In their October 1 coverage, several news outlets reported that Hastert had changed his story following Reynolds's statement. The Post reported that Reynolds's account “contradict[ed] the speaker's assertions that he learned of concerns about Foley only last week.” Meanwhile, the Associated Press noted that Hastert “earlier said he'd learned about the e-mails only last week.”

The October 1 New York Times article, however, noted Hastert's statement that he had “no reason to dispute” Reynolds's account, but made no mention of his earlier claim that he had only learned of the Foley emails the prior week. Further, the Times reported that Boehner had been notified of the concerns surrounding Foley last spring, but entirely ignored his various reported claims on September 29 that he had informed Hastert of the issue in the spring of 2006, that he had done no such thing, and that he could not remember if he had or had not.

The Post's October 2 article on the emerging scandal again noted Hastert's conflicting accounts:

As the scandal broke, Hastert contended he learned of concerns about Foley only last week. But after Rep. Thomas M. Reynolds (R-N.Y.) said Saturday that he had notified Hastert months ago of Foley's e-mails to a 16-year-old boy, the speaker did not dispute his colleague, and Hastert's office acknowledged that some aides knew last year that Foley had been ordered to cease contact with the youth.

But in their October 2 coverage, other print media simply reported Hastert's most recent explanation while ignoring his earlier contradictory account. Times reporters Carl Hulse and Jeff Zeleny noted that “Reynolds said he had also told Mr. Hastert, though Mr.
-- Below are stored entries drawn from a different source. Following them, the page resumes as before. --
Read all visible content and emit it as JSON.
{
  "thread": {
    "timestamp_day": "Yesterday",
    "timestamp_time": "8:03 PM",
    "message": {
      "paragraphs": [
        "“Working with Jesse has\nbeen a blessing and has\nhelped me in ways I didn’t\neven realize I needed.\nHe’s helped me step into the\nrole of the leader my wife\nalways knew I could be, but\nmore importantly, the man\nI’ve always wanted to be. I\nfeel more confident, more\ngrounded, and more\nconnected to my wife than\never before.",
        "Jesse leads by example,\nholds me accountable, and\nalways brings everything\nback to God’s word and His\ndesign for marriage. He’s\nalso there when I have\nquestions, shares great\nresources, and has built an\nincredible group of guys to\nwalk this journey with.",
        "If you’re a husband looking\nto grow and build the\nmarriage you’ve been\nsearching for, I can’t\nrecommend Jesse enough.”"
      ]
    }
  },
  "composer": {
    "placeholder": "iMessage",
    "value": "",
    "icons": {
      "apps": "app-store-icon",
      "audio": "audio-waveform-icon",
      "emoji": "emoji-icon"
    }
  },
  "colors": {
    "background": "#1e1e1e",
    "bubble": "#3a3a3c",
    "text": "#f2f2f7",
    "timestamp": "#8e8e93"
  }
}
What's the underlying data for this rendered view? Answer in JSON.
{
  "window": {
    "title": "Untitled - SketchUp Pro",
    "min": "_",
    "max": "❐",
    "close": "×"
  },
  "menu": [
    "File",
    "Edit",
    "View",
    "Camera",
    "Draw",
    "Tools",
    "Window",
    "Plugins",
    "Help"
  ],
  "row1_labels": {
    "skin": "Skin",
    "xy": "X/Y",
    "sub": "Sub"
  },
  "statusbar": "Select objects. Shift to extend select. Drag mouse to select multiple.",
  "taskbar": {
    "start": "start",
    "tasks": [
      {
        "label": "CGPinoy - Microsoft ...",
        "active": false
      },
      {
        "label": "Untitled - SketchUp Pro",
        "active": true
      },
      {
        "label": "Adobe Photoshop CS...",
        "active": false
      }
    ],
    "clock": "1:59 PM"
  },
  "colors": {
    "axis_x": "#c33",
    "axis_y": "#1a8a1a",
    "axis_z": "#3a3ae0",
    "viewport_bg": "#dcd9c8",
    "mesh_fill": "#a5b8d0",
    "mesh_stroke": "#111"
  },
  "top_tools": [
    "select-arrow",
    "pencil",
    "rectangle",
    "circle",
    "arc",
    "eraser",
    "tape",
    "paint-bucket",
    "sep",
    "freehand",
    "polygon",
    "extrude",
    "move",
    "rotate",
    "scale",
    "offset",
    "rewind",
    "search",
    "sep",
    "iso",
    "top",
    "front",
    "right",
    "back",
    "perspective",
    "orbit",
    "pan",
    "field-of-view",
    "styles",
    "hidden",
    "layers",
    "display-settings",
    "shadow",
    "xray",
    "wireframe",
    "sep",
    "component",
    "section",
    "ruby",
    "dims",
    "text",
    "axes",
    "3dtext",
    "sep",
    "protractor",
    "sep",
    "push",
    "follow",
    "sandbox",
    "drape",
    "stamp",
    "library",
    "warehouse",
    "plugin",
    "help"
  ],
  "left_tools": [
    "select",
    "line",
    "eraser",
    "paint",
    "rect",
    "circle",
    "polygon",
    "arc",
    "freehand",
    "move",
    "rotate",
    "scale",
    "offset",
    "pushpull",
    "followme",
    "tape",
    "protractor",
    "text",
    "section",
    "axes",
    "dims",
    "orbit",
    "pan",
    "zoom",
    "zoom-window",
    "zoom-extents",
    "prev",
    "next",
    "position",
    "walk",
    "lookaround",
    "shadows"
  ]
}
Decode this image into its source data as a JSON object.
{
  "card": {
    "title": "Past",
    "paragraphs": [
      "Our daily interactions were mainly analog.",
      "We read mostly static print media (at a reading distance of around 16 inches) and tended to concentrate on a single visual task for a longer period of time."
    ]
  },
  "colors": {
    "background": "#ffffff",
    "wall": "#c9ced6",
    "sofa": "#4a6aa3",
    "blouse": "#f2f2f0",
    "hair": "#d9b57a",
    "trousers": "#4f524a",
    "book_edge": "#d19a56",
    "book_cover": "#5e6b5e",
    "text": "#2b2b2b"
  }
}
Hastert said he did not remember the conversation.” The article by AP staff writer Lara Jakes Jordan reported Reynolds's statement that he “told Hastert months ago about the allegations involving a 16-year-old boy from Louisiana.” And Los Angeles Times staff writers Noam N. Levey and Chuck Neubauer wrote that Reynolds “said that he discussed it with Hastert, though the House speaker has said he has no recollection of the conversation but has no reason to doubt Reynolds.”

Further, none of the above outlets reported Boehner's varying claims regarding whether he had discussed the issue with Hastert after learning about it in early 2006. The AP article additionally failed to note that Boehner had been notified of the Foley emails last spring.